Sunday, September 22, 2013

Pecans then and now

The 9/20/13 Clarksdale Press Register stated, "George Washington liked ‘Mississippi nuts so much he planted his own pecan grove at Mount Vernon and they are still producing.'

“Pecan trees were here before we were. The Algonquin called them ‘paccan,’ which means ‘food from a tree that is so hard, it needs to be cracked with a stone.’

“On a mid-nineteenth century Southern Louisiana plantation, Antione, a slave, grafted trees until he got a softer shell pecan. In 1876 the name ‘Centennial’ was given to the variety to commemorate the nation’s 100th anniversary.

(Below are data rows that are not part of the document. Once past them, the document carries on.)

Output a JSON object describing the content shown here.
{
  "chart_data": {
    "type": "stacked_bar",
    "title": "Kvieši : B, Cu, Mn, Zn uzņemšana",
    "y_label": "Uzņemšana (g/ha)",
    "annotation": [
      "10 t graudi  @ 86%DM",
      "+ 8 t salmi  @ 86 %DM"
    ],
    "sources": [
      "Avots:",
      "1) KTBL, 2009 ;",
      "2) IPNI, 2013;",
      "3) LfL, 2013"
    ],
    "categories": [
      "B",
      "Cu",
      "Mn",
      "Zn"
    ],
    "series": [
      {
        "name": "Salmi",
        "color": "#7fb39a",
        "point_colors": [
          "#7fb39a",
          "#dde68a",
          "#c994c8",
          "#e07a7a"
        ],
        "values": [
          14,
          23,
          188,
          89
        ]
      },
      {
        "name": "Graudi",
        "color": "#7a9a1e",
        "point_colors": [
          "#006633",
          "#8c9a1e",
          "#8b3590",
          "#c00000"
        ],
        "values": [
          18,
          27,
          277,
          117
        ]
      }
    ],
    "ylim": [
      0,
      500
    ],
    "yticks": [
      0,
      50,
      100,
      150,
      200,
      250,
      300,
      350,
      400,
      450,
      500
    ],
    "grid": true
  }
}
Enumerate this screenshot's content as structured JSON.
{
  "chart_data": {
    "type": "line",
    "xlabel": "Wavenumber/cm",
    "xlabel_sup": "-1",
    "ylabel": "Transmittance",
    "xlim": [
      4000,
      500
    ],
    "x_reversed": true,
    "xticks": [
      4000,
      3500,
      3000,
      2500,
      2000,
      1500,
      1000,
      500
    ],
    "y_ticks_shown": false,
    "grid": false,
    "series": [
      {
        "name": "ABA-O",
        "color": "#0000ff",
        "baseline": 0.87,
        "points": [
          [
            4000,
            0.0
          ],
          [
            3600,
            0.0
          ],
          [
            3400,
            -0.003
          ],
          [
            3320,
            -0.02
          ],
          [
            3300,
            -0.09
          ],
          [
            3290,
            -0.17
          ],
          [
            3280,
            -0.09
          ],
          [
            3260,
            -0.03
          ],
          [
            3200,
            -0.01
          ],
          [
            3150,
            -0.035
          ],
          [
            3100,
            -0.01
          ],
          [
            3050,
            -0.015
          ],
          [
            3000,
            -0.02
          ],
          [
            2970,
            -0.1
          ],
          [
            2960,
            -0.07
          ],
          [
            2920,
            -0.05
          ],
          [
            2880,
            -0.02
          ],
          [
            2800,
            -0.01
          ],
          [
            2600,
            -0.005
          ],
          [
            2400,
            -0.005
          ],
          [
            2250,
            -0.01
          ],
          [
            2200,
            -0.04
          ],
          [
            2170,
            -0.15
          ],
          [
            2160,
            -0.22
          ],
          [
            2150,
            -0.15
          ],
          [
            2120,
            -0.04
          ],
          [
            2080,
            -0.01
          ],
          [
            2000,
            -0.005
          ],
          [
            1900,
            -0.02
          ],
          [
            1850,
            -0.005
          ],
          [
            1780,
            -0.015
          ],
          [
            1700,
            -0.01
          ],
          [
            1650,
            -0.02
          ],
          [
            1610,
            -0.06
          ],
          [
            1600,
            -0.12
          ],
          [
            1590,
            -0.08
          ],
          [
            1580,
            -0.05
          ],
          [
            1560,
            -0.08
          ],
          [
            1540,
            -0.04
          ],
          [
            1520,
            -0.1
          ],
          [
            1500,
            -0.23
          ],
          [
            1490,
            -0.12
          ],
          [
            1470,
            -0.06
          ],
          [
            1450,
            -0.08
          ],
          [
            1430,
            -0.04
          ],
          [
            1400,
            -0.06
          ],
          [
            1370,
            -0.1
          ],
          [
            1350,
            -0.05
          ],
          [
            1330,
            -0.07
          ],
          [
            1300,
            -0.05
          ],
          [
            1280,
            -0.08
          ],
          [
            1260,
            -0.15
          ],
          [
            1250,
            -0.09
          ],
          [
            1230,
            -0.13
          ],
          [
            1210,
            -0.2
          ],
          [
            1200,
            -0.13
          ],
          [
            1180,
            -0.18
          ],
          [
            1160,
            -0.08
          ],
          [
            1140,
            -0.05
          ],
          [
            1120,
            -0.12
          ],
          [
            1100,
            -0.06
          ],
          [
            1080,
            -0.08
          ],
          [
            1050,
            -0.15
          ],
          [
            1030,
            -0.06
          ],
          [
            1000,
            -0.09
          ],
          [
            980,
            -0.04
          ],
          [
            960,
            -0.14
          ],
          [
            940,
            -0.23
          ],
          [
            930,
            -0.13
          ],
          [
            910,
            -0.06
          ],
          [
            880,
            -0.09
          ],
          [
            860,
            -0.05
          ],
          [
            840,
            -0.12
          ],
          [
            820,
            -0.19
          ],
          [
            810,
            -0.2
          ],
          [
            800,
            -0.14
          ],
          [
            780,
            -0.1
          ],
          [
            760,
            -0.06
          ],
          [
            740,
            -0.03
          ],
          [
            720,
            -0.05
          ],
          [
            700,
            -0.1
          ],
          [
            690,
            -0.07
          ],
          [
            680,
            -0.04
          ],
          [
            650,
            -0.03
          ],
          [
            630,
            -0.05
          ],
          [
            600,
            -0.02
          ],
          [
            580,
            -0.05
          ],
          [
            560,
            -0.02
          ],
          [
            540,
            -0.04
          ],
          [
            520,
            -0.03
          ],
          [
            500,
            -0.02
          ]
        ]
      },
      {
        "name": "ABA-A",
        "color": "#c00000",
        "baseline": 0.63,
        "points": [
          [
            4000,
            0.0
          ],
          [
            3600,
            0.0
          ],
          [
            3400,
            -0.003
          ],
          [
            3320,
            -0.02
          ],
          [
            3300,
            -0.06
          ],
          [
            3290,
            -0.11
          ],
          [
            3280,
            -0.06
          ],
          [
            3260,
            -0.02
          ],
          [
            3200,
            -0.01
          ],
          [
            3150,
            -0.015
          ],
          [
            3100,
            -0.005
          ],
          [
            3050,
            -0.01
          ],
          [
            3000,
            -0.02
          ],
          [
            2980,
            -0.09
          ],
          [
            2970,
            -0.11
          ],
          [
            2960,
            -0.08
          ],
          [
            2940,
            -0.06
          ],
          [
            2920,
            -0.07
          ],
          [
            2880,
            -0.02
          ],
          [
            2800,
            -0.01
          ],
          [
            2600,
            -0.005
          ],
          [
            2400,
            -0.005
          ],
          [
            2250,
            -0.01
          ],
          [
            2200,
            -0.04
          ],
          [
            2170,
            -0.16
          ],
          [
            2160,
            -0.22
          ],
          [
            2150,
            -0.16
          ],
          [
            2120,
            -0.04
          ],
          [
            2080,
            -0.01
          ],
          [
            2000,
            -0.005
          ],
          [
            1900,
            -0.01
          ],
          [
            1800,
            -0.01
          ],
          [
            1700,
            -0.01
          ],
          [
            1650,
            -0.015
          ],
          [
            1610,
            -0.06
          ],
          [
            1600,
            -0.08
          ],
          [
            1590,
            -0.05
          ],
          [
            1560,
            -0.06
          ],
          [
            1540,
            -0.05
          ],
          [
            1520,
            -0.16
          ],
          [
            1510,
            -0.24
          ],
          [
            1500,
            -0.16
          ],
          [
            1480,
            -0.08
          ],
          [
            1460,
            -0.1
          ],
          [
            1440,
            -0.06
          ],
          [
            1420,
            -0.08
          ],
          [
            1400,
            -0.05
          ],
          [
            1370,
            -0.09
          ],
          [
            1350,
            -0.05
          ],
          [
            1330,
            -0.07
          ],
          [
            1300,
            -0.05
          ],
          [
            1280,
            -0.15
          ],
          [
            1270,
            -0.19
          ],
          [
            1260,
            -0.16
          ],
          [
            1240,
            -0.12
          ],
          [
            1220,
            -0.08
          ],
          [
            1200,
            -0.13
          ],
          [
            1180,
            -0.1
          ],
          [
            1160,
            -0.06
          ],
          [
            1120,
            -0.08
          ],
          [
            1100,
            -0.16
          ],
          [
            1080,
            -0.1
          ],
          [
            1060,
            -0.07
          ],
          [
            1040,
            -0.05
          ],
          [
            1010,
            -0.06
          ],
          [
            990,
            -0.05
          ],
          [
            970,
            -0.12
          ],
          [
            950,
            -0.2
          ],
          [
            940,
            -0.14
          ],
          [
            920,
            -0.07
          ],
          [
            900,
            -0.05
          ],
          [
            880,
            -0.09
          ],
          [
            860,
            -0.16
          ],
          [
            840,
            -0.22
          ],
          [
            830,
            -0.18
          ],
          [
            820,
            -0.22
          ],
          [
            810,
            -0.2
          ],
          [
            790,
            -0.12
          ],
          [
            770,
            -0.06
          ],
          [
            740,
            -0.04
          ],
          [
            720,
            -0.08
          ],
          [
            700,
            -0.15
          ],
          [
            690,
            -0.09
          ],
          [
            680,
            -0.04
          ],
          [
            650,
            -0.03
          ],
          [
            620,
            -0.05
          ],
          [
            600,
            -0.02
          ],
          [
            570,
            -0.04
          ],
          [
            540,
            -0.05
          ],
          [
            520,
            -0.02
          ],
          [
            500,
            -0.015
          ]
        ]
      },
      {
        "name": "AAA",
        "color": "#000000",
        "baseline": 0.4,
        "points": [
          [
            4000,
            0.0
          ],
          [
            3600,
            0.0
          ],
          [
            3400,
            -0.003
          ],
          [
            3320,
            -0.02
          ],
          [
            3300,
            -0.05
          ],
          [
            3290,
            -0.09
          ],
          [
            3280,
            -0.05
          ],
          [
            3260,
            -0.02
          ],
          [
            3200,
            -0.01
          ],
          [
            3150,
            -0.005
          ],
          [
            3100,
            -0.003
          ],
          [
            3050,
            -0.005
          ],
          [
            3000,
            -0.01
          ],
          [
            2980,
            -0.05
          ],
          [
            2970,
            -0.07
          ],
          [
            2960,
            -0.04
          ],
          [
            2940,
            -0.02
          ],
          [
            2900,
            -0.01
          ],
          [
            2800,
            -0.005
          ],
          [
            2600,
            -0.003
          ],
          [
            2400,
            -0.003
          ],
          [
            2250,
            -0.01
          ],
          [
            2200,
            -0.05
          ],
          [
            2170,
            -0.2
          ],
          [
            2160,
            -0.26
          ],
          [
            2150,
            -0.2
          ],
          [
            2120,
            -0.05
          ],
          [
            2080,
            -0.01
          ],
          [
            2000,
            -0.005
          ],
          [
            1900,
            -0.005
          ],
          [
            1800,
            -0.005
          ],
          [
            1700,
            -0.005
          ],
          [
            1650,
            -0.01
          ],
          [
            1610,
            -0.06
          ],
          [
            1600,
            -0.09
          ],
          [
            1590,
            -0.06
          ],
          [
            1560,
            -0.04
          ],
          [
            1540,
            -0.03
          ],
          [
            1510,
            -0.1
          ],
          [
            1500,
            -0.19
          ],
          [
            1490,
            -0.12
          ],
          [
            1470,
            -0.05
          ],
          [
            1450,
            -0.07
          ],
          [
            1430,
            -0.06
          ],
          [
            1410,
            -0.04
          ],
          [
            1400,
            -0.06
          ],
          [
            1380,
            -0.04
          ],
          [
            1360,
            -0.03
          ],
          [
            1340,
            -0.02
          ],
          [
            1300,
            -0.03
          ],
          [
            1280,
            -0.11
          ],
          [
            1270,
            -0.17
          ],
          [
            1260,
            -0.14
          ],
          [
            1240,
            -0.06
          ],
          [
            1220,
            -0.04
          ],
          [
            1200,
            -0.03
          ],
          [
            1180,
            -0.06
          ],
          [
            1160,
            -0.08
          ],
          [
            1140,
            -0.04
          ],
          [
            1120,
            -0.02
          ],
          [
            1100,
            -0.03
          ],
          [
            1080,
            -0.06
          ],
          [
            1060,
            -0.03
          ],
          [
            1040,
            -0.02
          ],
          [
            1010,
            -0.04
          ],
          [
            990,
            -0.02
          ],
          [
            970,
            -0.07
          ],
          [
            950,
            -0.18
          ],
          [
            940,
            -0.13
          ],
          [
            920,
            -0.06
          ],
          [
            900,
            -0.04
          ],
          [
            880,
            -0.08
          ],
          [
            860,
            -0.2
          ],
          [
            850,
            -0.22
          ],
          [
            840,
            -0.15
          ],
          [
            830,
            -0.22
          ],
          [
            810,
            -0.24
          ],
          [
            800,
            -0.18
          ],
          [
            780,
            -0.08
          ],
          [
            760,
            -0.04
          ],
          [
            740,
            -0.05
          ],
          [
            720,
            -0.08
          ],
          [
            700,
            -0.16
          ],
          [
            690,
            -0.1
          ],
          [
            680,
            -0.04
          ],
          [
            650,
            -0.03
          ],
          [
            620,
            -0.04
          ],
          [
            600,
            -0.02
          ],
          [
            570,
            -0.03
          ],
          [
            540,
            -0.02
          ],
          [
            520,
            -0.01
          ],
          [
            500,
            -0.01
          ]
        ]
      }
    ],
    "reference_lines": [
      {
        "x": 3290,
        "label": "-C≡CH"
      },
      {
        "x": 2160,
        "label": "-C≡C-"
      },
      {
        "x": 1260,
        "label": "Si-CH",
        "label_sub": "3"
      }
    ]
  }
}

“The U.S. produces over 80% of the world’s pecans. According to the Economic Research Service of the U.S. Dept. of Agriculture, the 2012 pecan crop totaled over 150,000 tons.

“Heaton Farm Manager Brian Fyfe said, ‘If Georgia doesn’t have a good crop, prices could be low.'

"The pecan price is also influenced by the international market. If China buys millions of pounds, the price rises.

“In the 1960’s Heaton’s planted two varieties: Desirable and Stuart variation. Customers can buy them in the shell, shelled, roasted or chocolate coated, to name a few."